Um dos aspectos mais charmosos do filme é sem dúvidas a trilha sonora. Cria climas suaves e ao mesmo tempo tensos, e com os personagens moralmente ambíguos na tela resultam em cenas de perfeição. Um fato a perceber é o de que em todas as cenas do filme o personagem de Nicholson está presente, em alguns momentos pode até passar despercebido, mas ele está sempre lá, com seu personagem que resume todo o estilo necessário para um protagonista de um noir, especialmente pelo seu estilo de se vestir. Jack Nicholson consegue perfeitamente resplandecer e em um dos melhores e mais difíceis personagens de sua carreira consegue uma atuação magnífica, soberba e coerente e merecedora de prêmios (indicado ao Oscar naquele ano e vencedor do Globo de Ouro e do BAFTA). Como todo noir que se preze, a presença de uma femme fatale envolvida com o protagonista é quase que obrigatória. A femme fatale é interpretada por Faye Dunaway e realiza de forma plausível seu papel, sempre causando uma dúvida no espectador com suas ações inconfiáveis (Indicado na categoria de melhor atriz no Oscar, Globo de Ouro e BAFTA).

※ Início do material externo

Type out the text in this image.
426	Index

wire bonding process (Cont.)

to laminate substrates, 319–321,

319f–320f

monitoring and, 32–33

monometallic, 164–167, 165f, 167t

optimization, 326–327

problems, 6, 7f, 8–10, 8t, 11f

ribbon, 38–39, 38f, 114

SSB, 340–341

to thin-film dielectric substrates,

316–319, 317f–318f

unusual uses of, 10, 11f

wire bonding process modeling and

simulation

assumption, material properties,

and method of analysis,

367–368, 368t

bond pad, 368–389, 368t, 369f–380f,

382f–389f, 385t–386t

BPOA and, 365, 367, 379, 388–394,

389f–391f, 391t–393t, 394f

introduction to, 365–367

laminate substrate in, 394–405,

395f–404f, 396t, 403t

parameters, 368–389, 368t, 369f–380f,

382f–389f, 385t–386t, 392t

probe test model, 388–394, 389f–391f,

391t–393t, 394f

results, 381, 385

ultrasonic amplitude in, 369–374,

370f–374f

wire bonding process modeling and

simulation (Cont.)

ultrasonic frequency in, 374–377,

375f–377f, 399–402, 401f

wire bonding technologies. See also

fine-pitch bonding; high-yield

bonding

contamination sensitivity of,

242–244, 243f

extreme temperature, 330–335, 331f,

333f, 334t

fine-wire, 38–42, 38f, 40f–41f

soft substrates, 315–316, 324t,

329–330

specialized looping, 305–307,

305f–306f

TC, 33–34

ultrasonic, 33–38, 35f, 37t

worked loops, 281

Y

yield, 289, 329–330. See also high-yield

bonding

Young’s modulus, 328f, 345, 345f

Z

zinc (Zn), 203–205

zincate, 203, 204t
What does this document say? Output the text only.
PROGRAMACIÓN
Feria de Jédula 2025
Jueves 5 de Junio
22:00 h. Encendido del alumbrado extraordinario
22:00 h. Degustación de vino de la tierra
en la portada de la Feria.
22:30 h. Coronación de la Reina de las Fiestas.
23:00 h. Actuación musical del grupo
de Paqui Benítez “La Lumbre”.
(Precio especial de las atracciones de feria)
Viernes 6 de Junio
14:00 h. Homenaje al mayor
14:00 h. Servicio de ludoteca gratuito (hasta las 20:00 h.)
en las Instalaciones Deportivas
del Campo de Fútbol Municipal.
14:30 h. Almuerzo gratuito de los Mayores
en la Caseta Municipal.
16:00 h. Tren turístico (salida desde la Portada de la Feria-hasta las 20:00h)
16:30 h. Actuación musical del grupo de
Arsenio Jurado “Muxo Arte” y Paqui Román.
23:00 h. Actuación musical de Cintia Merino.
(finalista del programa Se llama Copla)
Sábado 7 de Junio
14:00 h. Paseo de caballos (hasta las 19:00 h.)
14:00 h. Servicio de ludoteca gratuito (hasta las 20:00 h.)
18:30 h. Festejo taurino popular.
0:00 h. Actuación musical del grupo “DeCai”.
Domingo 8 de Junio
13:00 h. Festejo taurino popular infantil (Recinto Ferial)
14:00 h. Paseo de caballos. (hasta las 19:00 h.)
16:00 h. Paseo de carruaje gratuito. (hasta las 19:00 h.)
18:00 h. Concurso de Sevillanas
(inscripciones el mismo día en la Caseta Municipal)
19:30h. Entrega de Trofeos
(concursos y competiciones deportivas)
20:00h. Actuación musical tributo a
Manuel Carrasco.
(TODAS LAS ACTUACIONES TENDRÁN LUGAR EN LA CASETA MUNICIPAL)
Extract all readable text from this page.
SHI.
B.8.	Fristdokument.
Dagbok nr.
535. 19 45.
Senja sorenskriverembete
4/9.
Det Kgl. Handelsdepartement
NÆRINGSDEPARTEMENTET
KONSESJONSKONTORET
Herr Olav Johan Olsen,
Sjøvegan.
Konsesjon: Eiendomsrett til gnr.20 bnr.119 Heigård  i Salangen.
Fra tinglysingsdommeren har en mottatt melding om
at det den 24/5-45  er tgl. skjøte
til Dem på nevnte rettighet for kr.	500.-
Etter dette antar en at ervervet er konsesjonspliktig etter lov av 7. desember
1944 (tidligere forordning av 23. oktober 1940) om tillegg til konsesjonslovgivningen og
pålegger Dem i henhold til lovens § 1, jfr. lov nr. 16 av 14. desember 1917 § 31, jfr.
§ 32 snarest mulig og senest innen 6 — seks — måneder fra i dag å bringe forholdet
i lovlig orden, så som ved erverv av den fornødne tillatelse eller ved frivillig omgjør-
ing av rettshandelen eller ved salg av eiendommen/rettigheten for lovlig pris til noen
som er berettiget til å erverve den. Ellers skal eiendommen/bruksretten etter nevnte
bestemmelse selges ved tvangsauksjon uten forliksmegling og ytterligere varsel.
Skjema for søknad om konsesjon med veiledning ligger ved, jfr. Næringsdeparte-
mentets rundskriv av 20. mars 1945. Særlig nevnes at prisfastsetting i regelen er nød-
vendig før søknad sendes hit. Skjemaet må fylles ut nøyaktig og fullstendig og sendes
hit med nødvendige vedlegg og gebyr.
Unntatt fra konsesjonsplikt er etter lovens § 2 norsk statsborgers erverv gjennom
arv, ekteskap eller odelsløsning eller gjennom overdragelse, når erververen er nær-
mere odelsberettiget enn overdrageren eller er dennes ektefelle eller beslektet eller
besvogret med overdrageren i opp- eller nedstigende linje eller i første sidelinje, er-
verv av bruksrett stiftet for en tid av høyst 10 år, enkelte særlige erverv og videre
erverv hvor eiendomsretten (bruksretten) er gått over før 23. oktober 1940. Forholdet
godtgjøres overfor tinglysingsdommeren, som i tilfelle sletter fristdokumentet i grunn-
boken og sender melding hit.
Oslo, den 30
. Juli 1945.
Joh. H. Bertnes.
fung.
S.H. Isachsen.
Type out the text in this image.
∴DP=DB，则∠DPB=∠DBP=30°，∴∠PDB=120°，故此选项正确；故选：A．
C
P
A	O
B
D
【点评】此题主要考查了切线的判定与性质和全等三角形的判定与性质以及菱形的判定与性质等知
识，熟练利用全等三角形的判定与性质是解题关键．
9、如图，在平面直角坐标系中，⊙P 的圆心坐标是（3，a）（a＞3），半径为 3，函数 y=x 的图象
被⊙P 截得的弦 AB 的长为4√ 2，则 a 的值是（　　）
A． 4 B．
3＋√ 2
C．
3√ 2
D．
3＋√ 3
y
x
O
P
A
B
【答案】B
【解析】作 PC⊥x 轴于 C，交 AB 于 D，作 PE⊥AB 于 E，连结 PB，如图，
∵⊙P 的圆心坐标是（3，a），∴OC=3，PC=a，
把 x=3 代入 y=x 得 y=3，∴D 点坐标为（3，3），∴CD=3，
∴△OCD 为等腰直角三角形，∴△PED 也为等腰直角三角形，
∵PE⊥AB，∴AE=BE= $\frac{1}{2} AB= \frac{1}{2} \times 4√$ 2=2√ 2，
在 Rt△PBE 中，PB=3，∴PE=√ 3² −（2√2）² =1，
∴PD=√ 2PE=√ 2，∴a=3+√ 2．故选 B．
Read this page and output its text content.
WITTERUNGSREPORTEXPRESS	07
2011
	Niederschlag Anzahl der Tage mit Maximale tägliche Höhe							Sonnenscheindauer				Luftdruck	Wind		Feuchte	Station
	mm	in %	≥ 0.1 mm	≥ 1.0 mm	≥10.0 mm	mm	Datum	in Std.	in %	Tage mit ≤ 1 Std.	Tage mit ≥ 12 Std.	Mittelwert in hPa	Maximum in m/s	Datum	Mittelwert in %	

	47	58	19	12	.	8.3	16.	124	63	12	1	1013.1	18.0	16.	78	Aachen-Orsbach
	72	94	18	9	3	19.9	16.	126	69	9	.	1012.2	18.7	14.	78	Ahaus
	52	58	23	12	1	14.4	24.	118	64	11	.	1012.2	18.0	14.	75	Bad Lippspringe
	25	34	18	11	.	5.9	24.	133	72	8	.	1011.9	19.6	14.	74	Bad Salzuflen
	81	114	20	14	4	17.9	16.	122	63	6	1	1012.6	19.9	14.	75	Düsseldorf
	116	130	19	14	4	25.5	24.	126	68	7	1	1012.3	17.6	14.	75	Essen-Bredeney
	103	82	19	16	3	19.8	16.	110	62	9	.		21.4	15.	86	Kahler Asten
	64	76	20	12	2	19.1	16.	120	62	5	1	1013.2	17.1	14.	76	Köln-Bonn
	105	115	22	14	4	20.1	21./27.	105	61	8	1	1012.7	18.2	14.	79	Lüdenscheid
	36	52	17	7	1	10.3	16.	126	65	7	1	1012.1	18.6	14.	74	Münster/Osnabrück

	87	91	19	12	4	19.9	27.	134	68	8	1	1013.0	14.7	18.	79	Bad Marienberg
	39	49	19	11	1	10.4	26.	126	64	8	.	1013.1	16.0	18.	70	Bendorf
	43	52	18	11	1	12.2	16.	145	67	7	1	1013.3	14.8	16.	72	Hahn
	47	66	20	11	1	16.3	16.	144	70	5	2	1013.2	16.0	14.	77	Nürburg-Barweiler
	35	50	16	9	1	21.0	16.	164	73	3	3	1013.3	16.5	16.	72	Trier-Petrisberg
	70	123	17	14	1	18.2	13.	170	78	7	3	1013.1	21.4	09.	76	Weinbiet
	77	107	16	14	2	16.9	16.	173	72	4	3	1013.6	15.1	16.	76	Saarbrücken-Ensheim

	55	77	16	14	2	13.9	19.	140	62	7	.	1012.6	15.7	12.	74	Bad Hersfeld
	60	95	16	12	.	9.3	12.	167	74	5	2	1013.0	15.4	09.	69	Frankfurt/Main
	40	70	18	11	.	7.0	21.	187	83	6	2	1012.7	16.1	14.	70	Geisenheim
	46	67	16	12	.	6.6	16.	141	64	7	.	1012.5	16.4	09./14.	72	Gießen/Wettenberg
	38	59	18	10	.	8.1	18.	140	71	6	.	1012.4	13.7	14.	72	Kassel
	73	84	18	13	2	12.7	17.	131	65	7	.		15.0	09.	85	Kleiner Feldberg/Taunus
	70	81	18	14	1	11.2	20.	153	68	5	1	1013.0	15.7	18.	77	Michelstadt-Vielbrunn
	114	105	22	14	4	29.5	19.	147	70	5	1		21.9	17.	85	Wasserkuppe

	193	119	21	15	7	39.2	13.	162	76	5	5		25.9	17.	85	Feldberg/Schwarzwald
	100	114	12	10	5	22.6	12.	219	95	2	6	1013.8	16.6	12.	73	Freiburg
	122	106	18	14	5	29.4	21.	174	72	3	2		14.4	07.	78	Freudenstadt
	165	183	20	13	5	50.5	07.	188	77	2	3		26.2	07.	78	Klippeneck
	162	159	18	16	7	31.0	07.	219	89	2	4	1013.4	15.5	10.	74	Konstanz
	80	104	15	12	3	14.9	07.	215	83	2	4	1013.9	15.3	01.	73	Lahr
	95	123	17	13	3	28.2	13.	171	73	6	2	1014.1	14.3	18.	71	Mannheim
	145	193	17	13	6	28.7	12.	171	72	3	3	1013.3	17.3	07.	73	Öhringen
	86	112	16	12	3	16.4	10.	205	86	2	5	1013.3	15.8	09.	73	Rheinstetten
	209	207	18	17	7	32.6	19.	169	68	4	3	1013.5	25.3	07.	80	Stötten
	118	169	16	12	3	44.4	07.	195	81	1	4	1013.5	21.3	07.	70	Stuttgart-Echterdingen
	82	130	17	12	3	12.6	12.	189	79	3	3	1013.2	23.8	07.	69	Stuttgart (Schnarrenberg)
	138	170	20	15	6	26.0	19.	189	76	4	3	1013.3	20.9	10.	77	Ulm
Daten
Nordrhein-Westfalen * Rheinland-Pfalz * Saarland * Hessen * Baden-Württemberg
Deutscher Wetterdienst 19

Um belo filme que sem dúvidas irá provocar revisões, e em cada revisão esta obra irá crescer. Instigante em todo o seu decorrer, em nenhum momento torna-se cansativo ou até mesmo previsível. Não venceu o Oscar de melhor filme naquele ano, que ficou, de forma incontestável, com O Poderoso Chefão: Parte II (The Gotfather: Part II, 1974). Além de melhor filme, Chinatown foi indicado a outras nove categorias (Melhor Diretor; Melhor Direção de fotografia; Melhor Edição [sublime, diga-se]; Melhor Som; Melhor Trilha Original; Melhor Direção de Arte; Melhor Ator [Nicholson]; e Melhor Atriz [Dunaway]). No Globo de Ouro venceu em quatro categorias das sete indicações. O filme teve o seu devido reconhecimento, e é certamente um dos melhores da década de 70.